Within Transact-SQL cursors, further distinctions are made based on their characteristics:

• FORWARD_ONLY: The cursor can only move forward. This is the default and offers the best performance.
• SCROLL: The cursor can move forward and backward. This is more resource-intensive.
• STATIC: Creates a temporary copy of the data. Changes to the underlying table are not reflected in the cursor. Rows are guaranteed to be stable.
• DYNAMIC: Reflects all changes made to the database. Rows can be added, deleted, or modified between fetches. This is the most performant of the scrollable cursors but can be unpredictable.
• KEYSET: The cursor identifies the rows and their order when the cursor is opened. Other users' changes to data in the rows are visible, but additions or deletions by other users are not.
• INSENSITIVE: A copy of the data is made when the cursor is opened. Changes to the underlying table are not reflected.
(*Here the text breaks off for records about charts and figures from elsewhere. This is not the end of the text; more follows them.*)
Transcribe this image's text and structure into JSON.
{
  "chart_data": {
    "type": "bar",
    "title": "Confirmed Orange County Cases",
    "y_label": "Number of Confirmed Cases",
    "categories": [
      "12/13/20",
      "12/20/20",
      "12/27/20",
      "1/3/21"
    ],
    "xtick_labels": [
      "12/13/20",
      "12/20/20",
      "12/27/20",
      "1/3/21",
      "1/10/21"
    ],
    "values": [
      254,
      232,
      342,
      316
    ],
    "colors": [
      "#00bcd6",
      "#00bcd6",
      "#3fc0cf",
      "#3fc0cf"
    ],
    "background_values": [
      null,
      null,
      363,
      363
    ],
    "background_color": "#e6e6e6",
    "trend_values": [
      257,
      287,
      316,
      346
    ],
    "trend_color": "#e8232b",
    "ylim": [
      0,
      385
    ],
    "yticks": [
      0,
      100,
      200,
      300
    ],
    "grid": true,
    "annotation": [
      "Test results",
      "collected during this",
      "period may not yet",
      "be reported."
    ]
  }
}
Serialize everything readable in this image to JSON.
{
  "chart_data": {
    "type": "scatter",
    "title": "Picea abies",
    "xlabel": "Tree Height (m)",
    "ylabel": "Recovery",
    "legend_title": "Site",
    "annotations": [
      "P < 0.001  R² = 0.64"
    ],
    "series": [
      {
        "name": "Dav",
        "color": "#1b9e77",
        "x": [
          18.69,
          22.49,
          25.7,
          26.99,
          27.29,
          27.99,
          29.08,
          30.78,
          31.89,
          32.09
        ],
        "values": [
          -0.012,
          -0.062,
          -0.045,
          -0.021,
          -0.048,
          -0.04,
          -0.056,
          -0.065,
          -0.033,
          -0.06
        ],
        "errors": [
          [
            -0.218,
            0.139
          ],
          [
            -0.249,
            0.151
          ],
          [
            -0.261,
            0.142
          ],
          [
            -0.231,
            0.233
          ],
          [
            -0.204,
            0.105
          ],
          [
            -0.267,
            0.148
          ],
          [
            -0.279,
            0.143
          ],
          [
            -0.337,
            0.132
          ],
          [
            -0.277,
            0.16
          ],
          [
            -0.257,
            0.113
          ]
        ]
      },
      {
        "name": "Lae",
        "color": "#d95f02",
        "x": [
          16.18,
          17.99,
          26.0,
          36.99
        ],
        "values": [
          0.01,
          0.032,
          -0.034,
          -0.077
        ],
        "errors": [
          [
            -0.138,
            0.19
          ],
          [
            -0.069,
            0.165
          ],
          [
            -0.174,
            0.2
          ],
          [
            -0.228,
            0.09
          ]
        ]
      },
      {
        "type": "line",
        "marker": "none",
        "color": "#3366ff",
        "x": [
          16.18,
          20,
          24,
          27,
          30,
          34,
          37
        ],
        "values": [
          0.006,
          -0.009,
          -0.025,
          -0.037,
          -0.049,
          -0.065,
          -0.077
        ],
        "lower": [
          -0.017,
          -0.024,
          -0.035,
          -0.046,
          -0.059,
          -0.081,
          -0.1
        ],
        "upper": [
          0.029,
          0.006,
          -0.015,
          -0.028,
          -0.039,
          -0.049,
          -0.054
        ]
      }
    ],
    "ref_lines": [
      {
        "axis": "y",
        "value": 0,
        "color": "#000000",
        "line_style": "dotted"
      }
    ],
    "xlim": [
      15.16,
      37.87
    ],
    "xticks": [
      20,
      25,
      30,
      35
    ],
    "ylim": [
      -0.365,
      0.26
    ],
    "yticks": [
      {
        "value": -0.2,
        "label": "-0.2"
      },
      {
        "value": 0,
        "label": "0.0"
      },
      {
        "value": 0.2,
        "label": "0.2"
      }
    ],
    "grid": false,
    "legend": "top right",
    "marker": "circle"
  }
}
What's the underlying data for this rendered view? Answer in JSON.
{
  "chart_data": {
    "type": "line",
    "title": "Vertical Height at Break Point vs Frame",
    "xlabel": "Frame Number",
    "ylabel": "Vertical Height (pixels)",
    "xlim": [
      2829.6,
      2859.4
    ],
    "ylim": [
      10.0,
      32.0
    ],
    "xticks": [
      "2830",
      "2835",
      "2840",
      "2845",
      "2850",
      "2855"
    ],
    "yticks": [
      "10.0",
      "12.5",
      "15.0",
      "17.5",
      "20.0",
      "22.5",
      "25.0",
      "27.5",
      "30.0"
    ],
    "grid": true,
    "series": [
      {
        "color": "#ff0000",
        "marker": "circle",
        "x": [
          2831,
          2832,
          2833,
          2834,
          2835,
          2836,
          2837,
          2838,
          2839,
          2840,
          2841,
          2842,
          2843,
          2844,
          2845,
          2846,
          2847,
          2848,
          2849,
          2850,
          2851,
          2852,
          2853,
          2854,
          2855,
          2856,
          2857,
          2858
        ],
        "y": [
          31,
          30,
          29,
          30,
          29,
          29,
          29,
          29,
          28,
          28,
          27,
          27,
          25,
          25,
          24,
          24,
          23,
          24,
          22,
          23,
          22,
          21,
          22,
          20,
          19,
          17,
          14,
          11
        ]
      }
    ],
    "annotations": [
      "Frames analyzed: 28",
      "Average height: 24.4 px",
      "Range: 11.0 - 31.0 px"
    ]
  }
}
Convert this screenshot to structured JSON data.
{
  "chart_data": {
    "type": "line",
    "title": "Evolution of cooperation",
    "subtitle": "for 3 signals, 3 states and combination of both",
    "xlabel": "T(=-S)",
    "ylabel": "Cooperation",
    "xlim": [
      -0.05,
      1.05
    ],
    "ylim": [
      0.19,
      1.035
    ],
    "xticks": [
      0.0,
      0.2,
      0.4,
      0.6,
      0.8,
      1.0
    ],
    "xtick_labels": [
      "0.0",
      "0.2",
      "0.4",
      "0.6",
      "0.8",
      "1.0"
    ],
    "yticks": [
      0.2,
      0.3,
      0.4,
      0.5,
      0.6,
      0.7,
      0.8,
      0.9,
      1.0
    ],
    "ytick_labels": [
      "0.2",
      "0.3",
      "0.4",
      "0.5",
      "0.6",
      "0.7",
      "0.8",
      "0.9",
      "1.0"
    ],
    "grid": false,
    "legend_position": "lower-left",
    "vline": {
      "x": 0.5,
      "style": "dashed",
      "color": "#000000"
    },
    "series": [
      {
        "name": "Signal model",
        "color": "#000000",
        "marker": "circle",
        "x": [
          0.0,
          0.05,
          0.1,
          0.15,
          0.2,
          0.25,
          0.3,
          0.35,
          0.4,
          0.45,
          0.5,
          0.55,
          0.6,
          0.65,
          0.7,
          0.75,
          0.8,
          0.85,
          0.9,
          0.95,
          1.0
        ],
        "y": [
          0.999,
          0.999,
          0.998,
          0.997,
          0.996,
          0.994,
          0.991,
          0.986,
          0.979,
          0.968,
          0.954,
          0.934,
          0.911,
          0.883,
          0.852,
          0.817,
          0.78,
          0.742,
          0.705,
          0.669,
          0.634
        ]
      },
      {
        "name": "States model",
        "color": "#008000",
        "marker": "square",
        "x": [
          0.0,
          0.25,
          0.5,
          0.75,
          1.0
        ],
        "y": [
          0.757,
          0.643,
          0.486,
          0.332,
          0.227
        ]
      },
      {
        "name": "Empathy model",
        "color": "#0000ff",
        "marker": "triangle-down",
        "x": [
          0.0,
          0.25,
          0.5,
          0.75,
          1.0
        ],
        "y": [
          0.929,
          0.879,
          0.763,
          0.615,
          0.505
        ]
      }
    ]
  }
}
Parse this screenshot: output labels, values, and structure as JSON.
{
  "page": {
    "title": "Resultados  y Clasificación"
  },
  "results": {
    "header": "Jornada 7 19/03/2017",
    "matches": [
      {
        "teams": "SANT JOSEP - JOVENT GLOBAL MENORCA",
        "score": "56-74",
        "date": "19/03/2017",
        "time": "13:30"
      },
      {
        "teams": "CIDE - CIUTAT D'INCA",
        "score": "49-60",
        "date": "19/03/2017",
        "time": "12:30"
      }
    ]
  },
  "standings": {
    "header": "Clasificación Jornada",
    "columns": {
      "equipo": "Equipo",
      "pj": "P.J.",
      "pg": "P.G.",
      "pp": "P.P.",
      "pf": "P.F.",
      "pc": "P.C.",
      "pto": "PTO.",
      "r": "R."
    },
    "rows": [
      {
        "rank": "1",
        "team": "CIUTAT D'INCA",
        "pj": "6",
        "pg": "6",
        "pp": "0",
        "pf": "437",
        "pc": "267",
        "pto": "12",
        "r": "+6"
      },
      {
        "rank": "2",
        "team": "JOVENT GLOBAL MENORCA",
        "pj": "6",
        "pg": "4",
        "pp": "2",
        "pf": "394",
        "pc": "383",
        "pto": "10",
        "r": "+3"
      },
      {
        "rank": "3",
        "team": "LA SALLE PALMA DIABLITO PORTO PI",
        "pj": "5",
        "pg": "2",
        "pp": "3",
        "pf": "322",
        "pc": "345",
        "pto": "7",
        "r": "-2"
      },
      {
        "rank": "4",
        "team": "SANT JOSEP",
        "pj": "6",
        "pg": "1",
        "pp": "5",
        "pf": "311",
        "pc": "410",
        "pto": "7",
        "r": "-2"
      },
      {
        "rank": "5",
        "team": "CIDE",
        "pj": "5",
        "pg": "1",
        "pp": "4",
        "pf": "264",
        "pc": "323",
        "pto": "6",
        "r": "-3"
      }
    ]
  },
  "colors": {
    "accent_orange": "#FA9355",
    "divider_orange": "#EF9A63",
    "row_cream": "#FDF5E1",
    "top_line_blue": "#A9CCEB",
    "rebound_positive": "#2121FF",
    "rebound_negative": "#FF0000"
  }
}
This is similar to STATIC but with more guarantees about unaffected data.

Cursor Operations

The primary operations for working with cursors are:

• DECLARE CURSOR: Defines the cursor's properties and the SQL query it will use.
• OPEN: Populates the cursor's result set.
• FETCH: Retrieves a single row from the cursor's result set into variables.
• CLOSE: Closes the cursor, releasing its resources.
• DEALLOCATE: Removes the cursor definition.

Syntax

The basic syntax for declaring and using a cursor:

DECLARE cursor_name CURSOR
    [ [ INSENSITIVE ] [ SCROLL ] | [ FORWARD_ONLY ] ]
    [ STATIC ] [ KEYSET ] [ DYNAMIC ]
    [ READ_ONLY | SCROLL_LOCKS | OPTIMISTIC ]
    [ TYPE_WARNING ]
    FOR select_statement
[ ; ]

OPEN cursor_name
[ ; ]

FETCH
    [ NEXT | PRIOR | FIRST | LAST | {ABSOLUTE {n | @n} | RELATIVE {n | @n} } ]
    [ FROM ] cursor_name
    [ INTO @variable_name [ , ...n ] ]
[ ; ]

-- Example of processing a row
-- IF @@FETCH_STATUS = 0
-- BEGIN
--     -- Process the fetched row using @variable_name(s)
--     -- ...
-- END

CLOSE cursor_name
[ ; ]

DEALLOCATE cursor_name
[ ; ]
            

Cursor Attributes Explanation:

• FORWARD_ONLY: Fetches rows only in the forward direction.
• STATIC: Creates a temporary copy.
• KEYSET: Uses keys to identify rows.
• DYNAMIC: Reflects all database changes.
• READ_ONLY: Prevents updates through the cursor.
• SCROLL_LOCKS: Locks rows to prevent others from modifying them.
• OPTIMISTIC: Assumes rows will not be changed and checks for conflicts before updates.

Example

This example demonstrates how to declare a cursor to iterate through employees and print their names:

DECLARE @EmployeeName NVARCHAR(100);
DECLARE @Department NVARCHAR(50);

-- Declare a FORWARD_ONLY, READ_ONLY cursor
DECLARE EmployeeCursor CURSOR FOR
SELECT FirstName + ' ' + LastName, Department
FROM Employees
WHERE IsActive = 1;

OPEN EmployeeCursor;

-- Fetch the first row
FETCH NEXT FROM EmployeeCursor INTO @EmployeeName, @Department;

-- Loop through the cursor
WHILE @@FETCH_STATUS = 0
BEGIN
    PRINT 'Employee: ' + @EmployeeName + ' | Department: ' + @Department;

    -- Fetch the next row
    FETCH NEXT FROM EmployeeCursor INTO @EmployeeName, @Department;
END;

CLOSE EmployeeCursor;
DEALLOCATE EmployeeCursor;
            

Considerations

While powerful, cursors can have performance implications:

• Performance: Cursors process data row by row, which is significantly slower than set-based operations that process data in batches. Use cursors only when a set-based approach is not practical or significantly more complex.
• Resource Usage: Cursors can consume memory and lock resources, especially for large result sets or when using scrollable or locked cursors.
• Complexity: Managing cursor logic, especially with error handling and different fetch types, can add complexity to your code.

Always strive to rewrite cursor logic into set-based operations where possible. Consider using techniques like temporary tables, table variables, or window functions to achieve set-based processing.